In the latest STP standard (802.1D-2004), only the upper 4 bits of the port priority field are used to encode the SAP priority. The remaining 4 bits are used to extend the port ID field into a 12-bit virtual port number field. The virtual port number uniquely references a SAP within the STP instance. See SAP Virtual Port Number for details on the virtual port number.
STP computes the actual SAP priority by taking the configured priority value and masking out the lower four bits. The result is the value that is stored in the SAP priority parameter. For example, if a value of 0 was entered, masking out the lower 4 bits would result in a parameter value of 0. If a value of 255 was entered, the result would be 240.
The default value for SAP priority is 128. This parameter can be modified within a range of 0 to 255, 0 being the highest priority. Masking causes the values actually stored and displayed to be 0 to 240, in increments of 16.
SAP Path Cost
The SAP path cost is used by STP to calculate the path cost to the root bridge. The path cost in BPDUs received on the root port is incremented with the configured path cost for that SAP. When BPDUs are sent out other egress SAPs, the newly calculated root path cost is used.

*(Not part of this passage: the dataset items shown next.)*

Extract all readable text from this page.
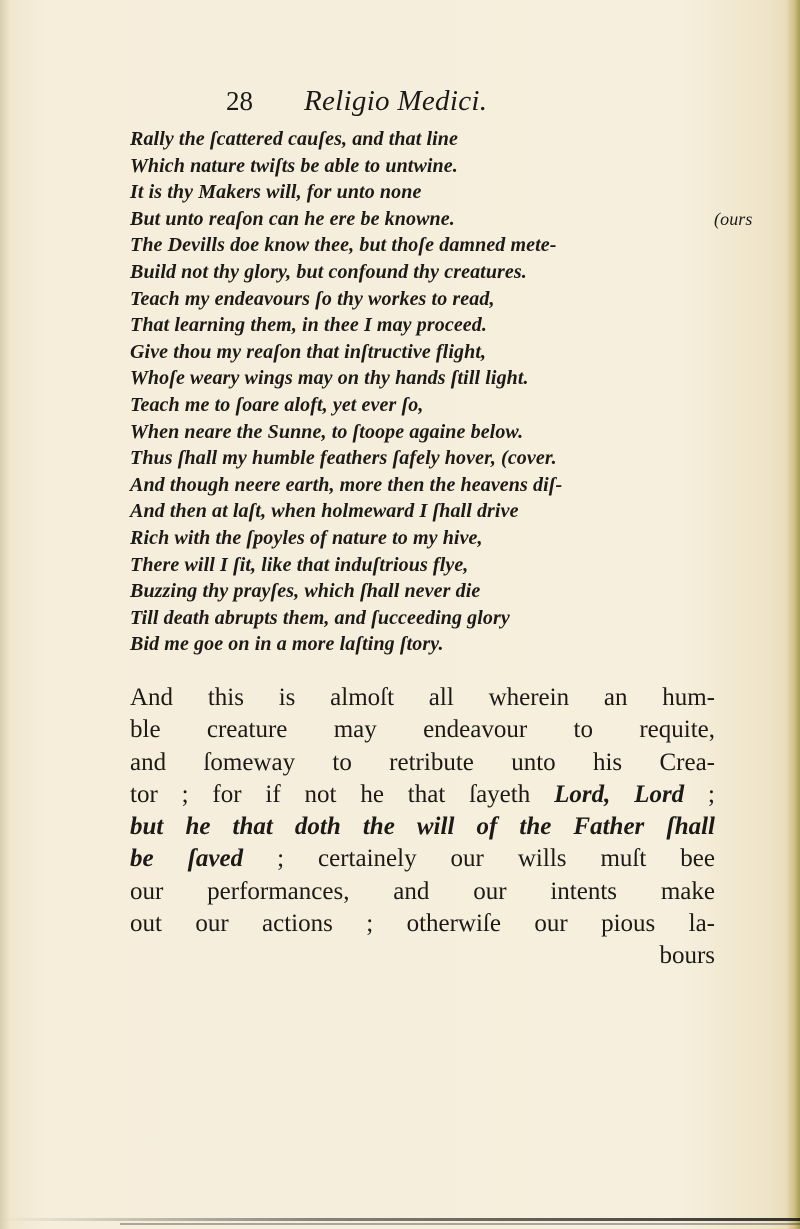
28 Religio Medici.
Rally the ſcattered cauſes, and that line
Which nature twiſts be able to untwine.
It is thy Makers will, for unto none
But unto reaſon can he ere be knowne.	(ours
The Devills doe know thee, but thoſe damned mete-
Build not thy glory, but confound thy creatures.
Teach my endeavours ſo thy workes to read,
That learning them, in thee I may proceed.
Give thou my reaſon that inſtructive flight,
Whoſe weary wings may on thy hands ſtill light.
Teach me to ſoare aloft, yet ever ſo,
When neare the Sunne, to ſtoope againe below.
Thus ſhall my humble feathers ſafely hover, (cover.
And though neere earth, more then the heavens diſ-
And then at laſt, when holmeward I ſhall drive
Rich with the ſpoyles of nature to my hive,
There will I ſit, like that induſtrious flye,
Buzzing thy prayſes, which ſhall never die
Till death abrupts them, and ſucceeding glory
Bid me goe on in a more laſting ſtory.
And this is almoſt all wherein an hum-
ble creature may endeavour to requite,
and ſomeway to retribute unto his Crea-
tor ; for if not he that ſayeth Lord, Lord ;
but he that doth the will of the Father ſhall
be ſaved ; certainely our wills muſt bee
our performances, and our intents make
out our actions ; otherwiſe our pious la-
bours
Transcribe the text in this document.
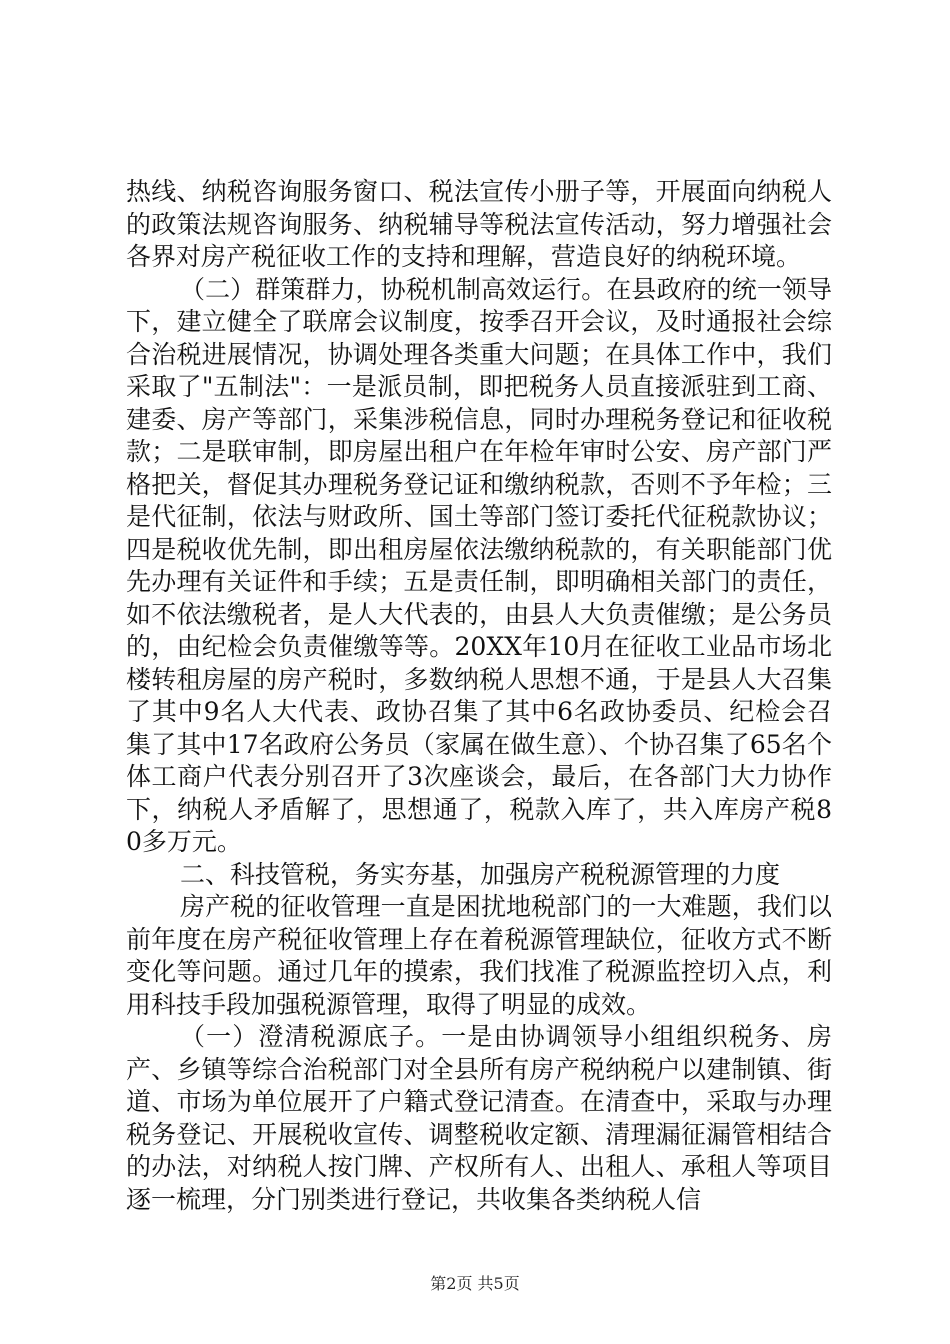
热线、纳税咨询服务窗口、税法宣传小册子等，开展面向纳税人的政策法规咨询服务、纳税辅导等税法宣传活动，努力增强社会各界对房产税征收工作的支持和理解，营造良好的纳税环境。

（二）群策群力，协税机制高效运行。在县政府的统一领导下，建立健全了联席会议制度，按季召开会议，及时通报社会综合治税进展情况，协调处理各类重大问题；在具体工作中，我们采取了"五制法"：一是派员制，即把税务人员直接派驻到工商、建委、房产等部门，采集涉税信息，同时办理税务登记和征收税款；二是联审制，即房屋出租户在年检年审时公安、房产部门严格把关，督促其办理税务登记证和缴纳税款，否则不予年检；三是代征制，依法与财政所、国土等部门签订委托代征税款协议；四是税收优先制，即出租房屋依法缴纳税款的，有关职能部门优先办理有关证件和手续；五是责任制，即明确相关部门的责任，如不依法缴税者，是人大代表的，由县人大负责催缴；是公务员的，由纪检会负责催缴等等。20XX年10月在征收工业品市场北楼转租房屋的房产税时，多数纳税人思想不通，于是县人大召集了其中9名人大代表、政协召集了其中6名政协委员、纪检会召集了其中17名政府公务员（家属在做生意）、个协召集了65名个体工商户代表分别召开了3次座谈会，最后，在各部门大力协作下，纳税人矛盾解了，思想通了，税款入库了，共入库房产税80多万元。

二、科技管税，务实夯基，加强房产税税源管理的力度

房产税的征收管理一直是困扰地税部门的一大难题，我们以前年度在房产税征收管理上存在着税源管理缺位，征收方式不断变化等问题。通过几年的摸索，我们找准了税源监控切入点，利用科技手段加强税源管理，取得了明显的成效。

（一）澄清税源底子。一是由协调领导小组组织税务、房产、乡镇等综合治税部门对全县所有房产税纳税户以建制镇、街道、市场为单位展开了户籍式登记清查。在清查中，采取与办理税务登记、开展税收宣传、调整税收定额、清理漏征漏管相结合的办法，对纳税人按门牌、产权所有人、出租人、承租人等项目逐一梳理，分门别类进行登记，共收集各类纳税人信

第2页 共5页
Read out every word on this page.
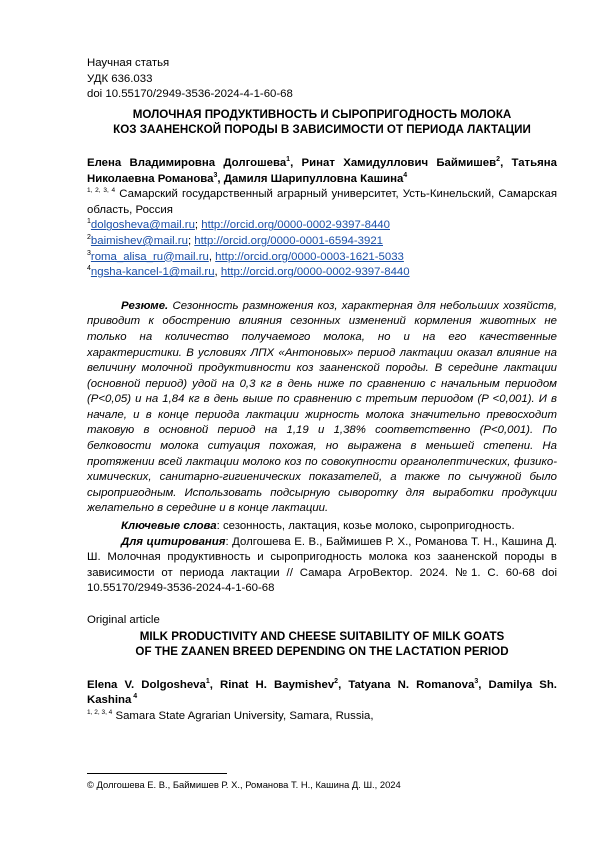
Научная статья
УДК 636.033
doi 10.55170/2949-3536-2024-4-1-60-68
МОЛОЧНАЯ ПРОДУКТИВНОСТЬ И СЫРОПРИГОДНОСТЬ МОЛОКА
КОЗ ЗААНЕНСКОЙ ПОРОДЫ В ЗАВИСИМОСТИ ОТ ПЕРИОДА ЛАКТАЦИИ
Елена Владимировна Долгошева$^1$, Ринат Хамидуллович Баймишев$^2$, Татьяна Николаевна Романова$^3$, Дамиля Шарипулловна Кашина$^4$
$^{1, 2, 3, 4}$ Самарский государственный аграрный университет, Усть-Кинельский, Самарская область, Россия
$^1$dolgosheva@mail.ru; http://orcid.org/0000-0002-9397-8440
$^2$baimishev@mail.ru; http://orcid.org/0000-0001-6594-3921
$^3$roma_alisa_ru@mail.ru, http://orcid.org/0000-0003-1621-5033
$^4$ngsha-kancel-1@mail.ru, http://orcid.org/0000-0002-9397-8440
Резюме. Сезонность размножения коз, характерная для небольших хозяйств, приводит к обострению влияния сезонных изменений кормления животных не только на количество получаемого молока, но и на его качественные характеристики. В условиях ЛПХ «Антоновых» период лактации оказал влияние на величину молочной продуктивности коз зааненской породы. В середине лактации (основной период) удой на 0,3 кг в день ниже по сравнению с начальным периодом (P<0,05) и на 1,84 кг в день выше по сравнению с третьим периодом (P <0,001). И в начале, и в конце периода лактации жирность молока значительно превосходит таковую в основной период на 1,19 и 1,38% соответственно (P<0,001). По белковости молока ситуация похожая, но выражена в меньшей степени. На протяжении всей лактации молоко коз по совокупности органолептических, физико-химических, санитарно-гигиенических показателей, а также по сычужной было сыропригодным. Использовать подсырную сыворотку для выработки продукции желательно в середине и в конце лактации.
Ключевые слова: сезонность, лактация, козье молоко, сыропригодность.
Для цитирования: Долгошева Е. В., Баймишев Р. Х., Романова Т. Н., Кашина Д. Ш. Молочная продуктивность и сыропригодность молока коз зааненской породы в зависимости от периода лактации // Самара АгроВектор. 2024. №1. С. 60-68 doi 10.55170/2949-3536-2024-4-1-60-68
Original article
MILK PRODUCTIVITY AND CHEESE SUITABILITY OF MILK GOATS
OF THE ZAANEN BREED DEPENDING ON THE LACTATION PERIOD
Elena V. Dolgosheva$^1$, Rinat H. Baymishev$^2$, Tatyana N. Romanova$^3$, Damilya Sh. Kashina $^4$
$^{1, 2, 3, 4}$ Samara State Agrarian University, Samara, Russia,
© Долгошева Е. В., Баймишев Р. Х., Романова Т. Н., Кашина Д. Ш., 2024
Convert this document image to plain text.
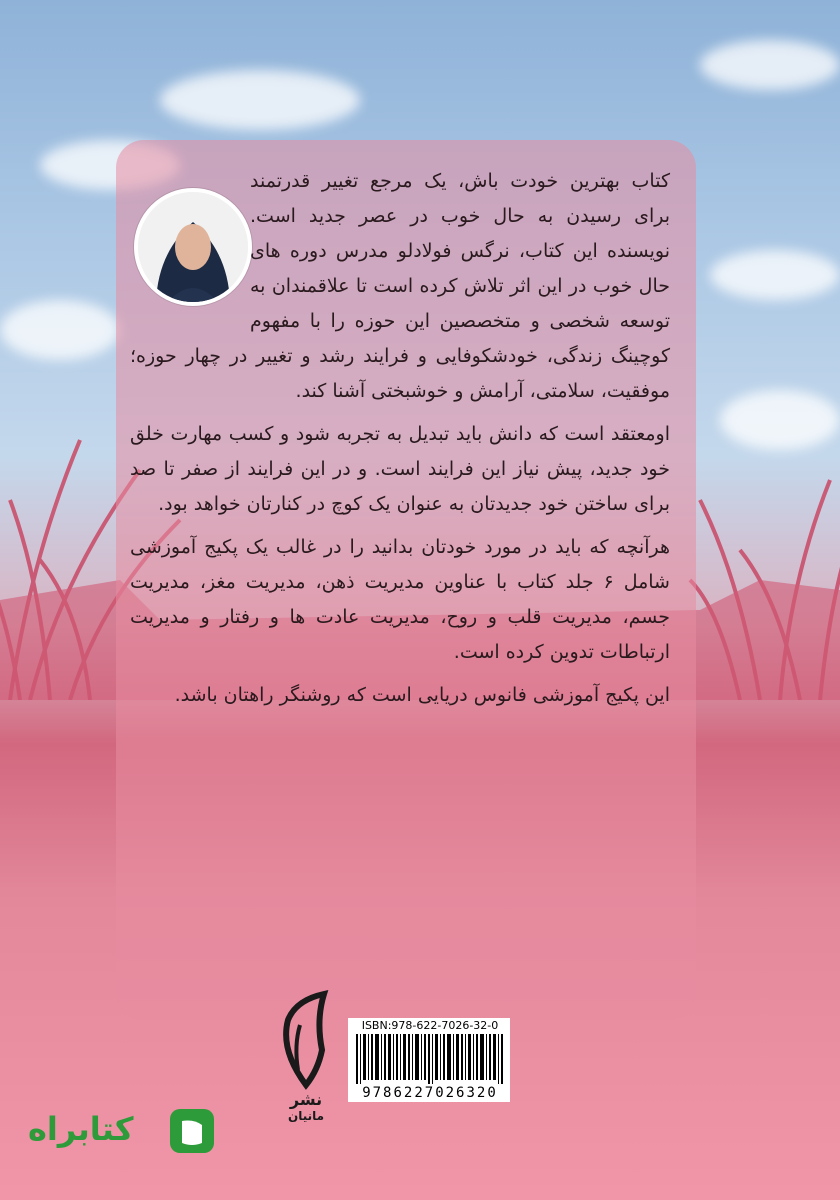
کتاب بهترین خودت باش، یک مرجع تغییر قدرتمند برای رسیدن به حال خوب در عصر جدید است. نویسنده این کتاب، نرگس فولادلو مدرس دوره های حال خوب در این اثر تلاش کرده است تا علاقمندان به توسعه شخصی و متخصصین این حوزه را با مفهوم کوچینگ زندگی، خودشکوفایی و فرایند رشد و تغییر در چهار حوزه؛ موفقیت، سلامتی، آرامش و خوشبختی آشنا کند.

اومعتقد است که دانش باید تبدیل به تجربه شود و کسب مهارت خلق خود جدید، پیش نیاز این فرایند است. و در این فرایند از صفر تا صد برای ساختن خود جدیدتان به عنوان یک کوچ در کنارتان خواهد بود.

هرآنچه که باید در مورد خودتان بدانید را در غالب یک پکیج آموزشی شامل ۶ جلد کتاب با عناوین مدیریت ذهن، مدیریت مغز، مدیریت جسم، مدیریت قلب و روح، مدیریت عادت ها و رفتار و مدیریت ارتباطات تدوین کرده است.

این پکیج آموزشی فانوس دریایی است که روشنگر راهتان باشد.

نشر
مانیان
ISBN:978-622-7026-32-0
9786227026320
کتابراه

STP suggests that the path cost is defined as a function of the link bandwidth. Since SAPs are controlled by complex queuing dynamics, in the 7705 SAR the STP path cost is a purely static configuration.
The default value for SAP path cost is 10. This parameter can be modified within a range of 1 to 200000000, 1 being the lowest cost.
SAP Edge Port
The SAP edge-port command is used to reduce the time it takes a SAP to reach the forwarding state when the SAP is on the edge of the network, and thus has no further STP bridge to handshake with.
The edge-port command is used to initialize the internal OPER_EDGE variable. At any time, when OPER_EDGE is false on a SAP, the normal mechanisms are used to transition to the forwarding state. When OPER_EDGE is true, STP assumes that the remote end agrees to transition to the forwarding state without actually receiving a BPDU with an agreement flag set.
The OPER_EDGE variable will dynamically be set to false if the SAP receives BPDUs (the configured edge-port value does not change). The OPER_EDGE variable will dynamically be set to true if auto-edge is enabled and STP concludes there is no bridge behind the SAP.
When STP on the SAP is administratively disabled and re-enabled, the OPER_EDGE is reinitialized to the value configured for edge-port.
Valid values for SAP edge-port are enabled and disabled with disabled being the default.
SAP Auto Edge
The SAP auto-edge command is used to instruct STP to dynamically decide whether the SAP is connected to another bridge.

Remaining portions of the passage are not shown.